General information
- Type: Fighter
- National origin: USSR
- Manufacturer: Ilyushin
- Number built: 2

History
- First flight: late 1936

= Ilyushin I-21 =

Soviet single-engine fighter aircraft prototype

The Ilyushin I-21, (Istrebitel-21, fighter-21), also known as TsKB-32, was a single-engined, single-seat fighter produced in the USSR in 1936-7 in response to a government specification.

==Design and development==
The I-21 was an all-metal, low-wing, cantilever monoplane with retractable undercarriage and a closed cockpit. The wings were sharply tapered with straight trailing edges, which introduced sweepback on the leading edge. Two specially modified Mikulin AM-34RNF (also written AM-34FRN) liquid-cooled V-12 engines provided the power via a non-reducing gearbox, which was used only to raise the thrust line, and enable the use of shorter undercarriage legs.

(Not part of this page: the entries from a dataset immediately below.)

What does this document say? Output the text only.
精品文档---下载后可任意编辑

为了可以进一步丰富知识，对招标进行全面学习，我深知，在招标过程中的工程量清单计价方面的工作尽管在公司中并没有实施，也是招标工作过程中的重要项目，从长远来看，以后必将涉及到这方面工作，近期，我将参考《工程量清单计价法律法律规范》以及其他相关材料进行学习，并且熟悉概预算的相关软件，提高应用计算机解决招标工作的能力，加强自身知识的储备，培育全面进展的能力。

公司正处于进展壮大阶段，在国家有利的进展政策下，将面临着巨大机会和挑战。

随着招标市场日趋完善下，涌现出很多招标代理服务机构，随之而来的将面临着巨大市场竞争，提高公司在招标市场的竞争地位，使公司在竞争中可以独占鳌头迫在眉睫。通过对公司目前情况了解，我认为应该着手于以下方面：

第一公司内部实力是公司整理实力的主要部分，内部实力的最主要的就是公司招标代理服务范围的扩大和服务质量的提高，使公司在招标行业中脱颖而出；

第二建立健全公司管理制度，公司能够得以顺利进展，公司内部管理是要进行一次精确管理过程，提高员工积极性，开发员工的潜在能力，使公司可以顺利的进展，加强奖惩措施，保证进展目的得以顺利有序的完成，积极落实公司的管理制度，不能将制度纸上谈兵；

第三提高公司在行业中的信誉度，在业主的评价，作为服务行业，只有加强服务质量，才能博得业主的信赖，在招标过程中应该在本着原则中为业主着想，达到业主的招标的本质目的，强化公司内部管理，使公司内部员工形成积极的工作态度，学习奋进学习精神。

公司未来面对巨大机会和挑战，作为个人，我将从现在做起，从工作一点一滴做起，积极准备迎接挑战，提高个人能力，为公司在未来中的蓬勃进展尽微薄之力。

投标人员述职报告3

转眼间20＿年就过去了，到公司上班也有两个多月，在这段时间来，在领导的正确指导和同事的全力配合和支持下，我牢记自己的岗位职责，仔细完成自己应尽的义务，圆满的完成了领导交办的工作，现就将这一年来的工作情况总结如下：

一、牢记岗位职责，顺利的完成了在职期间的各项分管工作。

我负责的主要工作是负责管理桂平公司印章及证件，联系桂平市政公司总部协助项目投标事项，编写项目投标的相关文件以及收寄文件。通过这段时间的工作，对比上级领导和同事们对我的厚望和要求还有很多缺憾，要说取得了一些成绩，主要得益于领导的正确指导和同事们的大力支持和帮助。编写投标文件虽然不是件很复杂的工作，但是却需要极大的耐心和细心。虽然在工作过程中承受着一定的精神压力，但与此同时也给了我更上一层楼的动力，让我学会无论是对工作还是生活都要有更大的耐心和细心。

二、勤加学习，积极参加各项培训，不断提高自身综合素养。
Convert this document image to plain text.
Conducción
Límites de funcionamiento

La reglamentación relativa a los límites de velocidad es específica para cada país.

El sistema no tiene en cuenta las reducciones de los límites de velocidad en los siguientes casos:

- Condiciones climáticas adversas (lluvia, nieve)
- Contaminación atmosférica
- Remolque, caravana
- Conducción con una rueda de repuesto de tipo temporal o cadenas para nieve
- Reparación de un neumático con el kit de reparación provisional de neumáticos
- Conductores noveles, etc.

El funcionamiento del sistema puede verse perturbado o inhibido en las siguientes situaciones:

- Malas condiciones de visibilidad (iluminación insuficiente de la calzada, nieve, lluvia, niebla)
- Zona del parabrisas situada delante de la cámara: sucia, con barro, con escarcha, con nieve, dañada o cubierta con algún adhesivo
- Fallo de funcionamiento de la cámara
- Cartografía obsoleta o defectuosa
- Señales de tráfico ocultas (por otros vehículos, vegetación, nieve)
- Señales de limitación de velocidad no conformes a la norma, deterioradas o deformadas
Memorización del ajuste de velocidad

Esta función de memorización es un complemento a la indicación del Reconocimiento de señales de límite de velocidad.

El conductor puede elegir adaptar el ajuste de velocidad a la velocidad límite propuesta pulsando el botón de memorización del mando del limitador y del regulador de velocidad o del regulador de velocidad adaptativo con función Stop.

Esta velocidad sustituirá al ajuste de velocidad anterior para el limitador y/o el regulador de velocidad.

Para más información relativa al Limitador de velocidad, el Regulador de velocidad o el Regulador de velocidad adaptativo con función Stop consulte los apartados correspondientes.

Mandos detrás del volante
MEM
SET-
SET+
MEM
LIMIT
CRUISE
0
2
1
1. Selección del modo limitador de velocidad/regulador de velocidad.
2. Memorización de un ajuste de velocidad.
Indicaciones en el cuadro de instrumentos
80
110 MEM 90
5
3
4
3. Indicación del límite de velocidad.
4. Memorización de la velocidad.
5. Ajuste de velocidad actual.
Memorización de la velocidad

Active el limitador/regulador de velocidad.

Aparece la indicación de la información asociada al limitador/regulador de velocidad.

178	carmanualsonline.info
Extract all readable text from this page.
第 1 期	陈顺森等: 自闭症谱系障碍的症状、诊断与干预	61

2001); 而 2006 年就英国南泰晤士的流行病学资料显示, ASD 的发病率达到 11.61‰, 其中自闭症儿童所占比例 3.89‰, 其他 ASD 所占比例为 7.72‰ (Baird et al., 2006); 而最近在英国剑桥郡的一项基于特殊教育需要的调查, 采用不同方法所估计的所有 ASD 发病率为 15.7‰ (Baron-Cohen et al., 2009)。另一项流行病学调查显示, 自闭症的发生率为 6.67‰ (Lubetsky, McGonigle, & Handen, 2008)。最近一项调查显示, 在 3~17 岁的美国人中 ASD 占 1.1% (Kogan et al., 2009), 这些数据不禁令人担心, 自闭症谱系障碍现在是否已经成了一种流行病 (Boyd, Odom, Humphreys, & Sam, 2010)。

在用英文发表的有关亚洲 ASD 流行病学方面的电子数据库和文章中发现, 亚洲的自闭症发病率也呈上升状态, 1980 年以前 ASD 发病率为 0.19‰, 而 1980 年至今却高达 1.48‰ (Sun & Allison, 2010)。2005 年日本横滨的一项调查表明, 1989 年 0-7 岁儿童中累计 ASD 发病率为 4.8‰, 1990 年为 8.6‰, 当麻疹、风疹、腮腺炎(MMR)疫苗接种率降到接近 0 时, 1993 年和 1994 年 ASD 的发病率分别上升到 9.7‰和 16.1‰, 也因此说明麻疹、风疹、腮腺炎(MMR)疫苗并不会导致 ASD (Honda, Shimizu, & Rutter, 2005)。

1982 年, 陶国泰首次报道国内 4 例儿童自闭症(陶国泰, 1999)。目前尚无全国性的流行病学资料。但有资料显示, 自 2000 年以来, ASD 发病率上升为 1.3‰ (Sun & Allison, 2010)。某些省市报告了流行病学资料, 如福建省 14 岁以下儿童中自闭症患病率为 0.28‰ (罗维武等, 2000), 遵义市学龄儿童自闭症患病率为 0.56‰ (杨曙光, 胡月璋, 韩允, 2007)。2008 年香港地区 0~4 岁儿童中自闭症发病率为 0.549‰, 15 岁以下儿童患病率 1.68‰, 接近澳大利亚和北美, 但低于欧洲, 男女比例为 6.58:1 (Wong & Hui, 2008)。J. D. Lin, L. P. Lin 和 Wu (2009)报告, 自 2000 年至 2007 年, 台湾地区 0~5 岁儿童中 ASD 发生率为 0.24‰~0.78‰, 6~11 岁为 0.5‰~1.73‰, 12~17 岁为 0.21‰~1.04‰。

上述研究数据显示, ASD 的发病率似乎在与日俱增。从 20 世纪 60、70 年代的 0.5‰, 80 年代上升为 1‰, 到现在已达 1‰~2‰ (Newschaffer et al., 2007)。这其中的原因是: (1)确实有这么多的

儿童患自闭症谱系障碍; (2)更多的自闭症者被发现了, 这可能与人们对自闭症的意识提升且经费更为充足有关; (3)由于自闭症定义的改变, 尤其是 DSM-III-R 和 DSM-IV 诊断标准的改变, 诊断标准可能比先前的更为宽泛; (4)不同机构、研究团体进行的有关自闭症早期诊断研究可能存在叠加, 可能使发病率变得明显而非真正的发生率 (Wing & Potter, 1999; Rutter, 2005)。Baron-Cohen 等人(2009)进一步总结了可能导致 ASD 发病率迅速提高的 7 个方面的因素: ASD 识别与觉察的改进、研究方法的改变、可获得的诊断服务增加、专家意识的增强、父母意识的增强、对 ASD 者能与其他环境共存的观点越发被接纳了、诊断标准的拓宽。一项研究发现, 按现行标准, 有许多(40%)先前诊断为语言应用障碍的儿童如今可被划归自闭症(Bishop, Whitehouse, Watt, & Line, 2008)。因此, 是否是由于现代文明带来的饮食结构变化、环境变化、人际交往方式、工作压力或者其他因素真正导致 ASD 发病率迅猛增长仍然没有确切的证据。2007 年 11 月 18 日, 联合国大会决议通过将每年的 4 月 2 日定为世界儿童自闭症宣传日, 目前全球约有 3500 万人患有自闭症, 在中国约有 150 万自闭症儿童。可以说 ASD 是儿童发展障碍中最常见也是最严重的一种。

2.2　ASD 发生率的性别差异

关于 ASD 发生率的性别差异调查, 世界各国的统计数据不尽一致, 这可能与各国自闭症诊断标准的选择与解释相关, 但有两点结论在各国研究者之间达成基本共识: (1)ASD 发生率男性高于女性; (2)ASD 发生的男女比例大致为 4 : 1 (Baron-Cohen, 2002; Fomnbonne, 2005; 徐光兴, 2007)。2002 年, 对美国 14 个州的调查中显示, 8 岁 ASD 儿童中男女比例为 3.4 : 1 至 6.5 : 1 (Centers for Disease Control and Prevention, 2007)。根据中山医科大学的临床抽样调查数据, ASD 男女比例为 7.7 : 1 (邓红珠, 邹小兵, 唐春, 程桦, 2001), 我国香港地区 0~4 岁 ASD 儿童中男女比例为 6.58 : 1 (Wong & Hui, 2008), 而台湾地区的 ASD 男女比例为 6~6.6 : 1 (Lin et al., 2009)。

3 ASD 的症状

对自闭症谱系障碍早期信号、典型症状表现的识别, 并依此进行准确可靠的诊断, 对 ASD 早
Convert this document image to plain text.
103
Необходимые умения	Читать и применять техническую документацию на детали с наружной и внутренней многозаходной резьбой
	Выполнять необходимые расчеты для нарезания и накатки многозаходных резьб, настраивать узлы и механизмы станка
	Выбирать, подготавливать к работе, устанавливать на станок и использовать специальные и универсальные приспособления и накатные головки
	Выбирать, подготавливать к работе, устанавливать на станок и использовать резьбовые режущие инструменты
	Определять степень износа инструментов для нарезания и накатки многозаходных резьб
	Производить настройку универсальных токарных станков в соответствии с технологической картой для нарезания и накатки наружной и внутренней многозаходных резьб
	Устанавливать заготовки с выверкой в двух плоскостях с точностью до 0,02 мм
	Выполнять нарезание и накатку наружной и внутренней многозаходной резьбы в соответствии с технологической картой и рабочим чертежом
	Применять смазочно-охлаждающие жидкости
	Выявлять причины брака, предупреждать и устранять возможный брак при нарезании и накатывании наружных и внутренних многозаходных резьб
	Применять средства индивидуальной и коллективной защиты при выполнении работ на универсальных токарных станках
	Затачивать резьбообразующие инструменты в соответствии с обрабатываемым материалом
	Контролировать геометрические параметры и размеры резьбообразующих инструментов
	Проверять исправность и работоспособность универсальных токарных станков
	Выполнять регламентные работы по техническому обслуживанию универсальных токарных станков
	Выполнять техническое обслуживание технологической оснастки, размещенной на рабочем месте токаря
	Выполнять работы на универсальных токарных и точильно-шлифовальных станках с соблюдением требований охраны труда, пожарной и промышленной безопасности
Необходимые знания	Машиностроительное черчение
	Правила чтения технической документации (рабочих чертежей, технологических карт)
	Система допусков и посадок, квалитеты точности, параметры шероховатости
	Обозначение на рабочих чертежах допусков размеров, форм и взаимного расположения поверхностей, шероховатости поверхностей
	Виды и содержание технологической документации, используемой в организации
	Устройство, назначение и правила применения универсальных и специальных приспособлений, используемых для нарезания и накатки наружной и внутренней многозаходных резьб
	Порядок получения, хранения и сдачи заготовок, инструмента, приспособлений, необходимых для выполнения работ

Cooling for the first prototype's engine used an evaporative system which dispensed with radiators and used condensers built into the surface of the wing centre section. The second prototype was fitted with a conventional cooling system using ethylene glycol coolant and a retractable radiator. Flight trials started but soon showed that the evaporative cooling system was inadequate with both the engine and the wing centre section overheating. Ilyushin was also very aware of the vulnerability of the system to combat damage, but he was ordered by GUAP to use this system. Further development was halted in 1939 and the I-21 designation was re-used for the Pashinin I-21.

==Variants==
Data from:OKB Ilyushin
- TsKB 32
  (I-21 1st prototype) with evaporative cooling
- TsKB 52
  (I-21 2nd prototype) with conventional ethylene glycol cooling system, not completed due to engine delivery problems.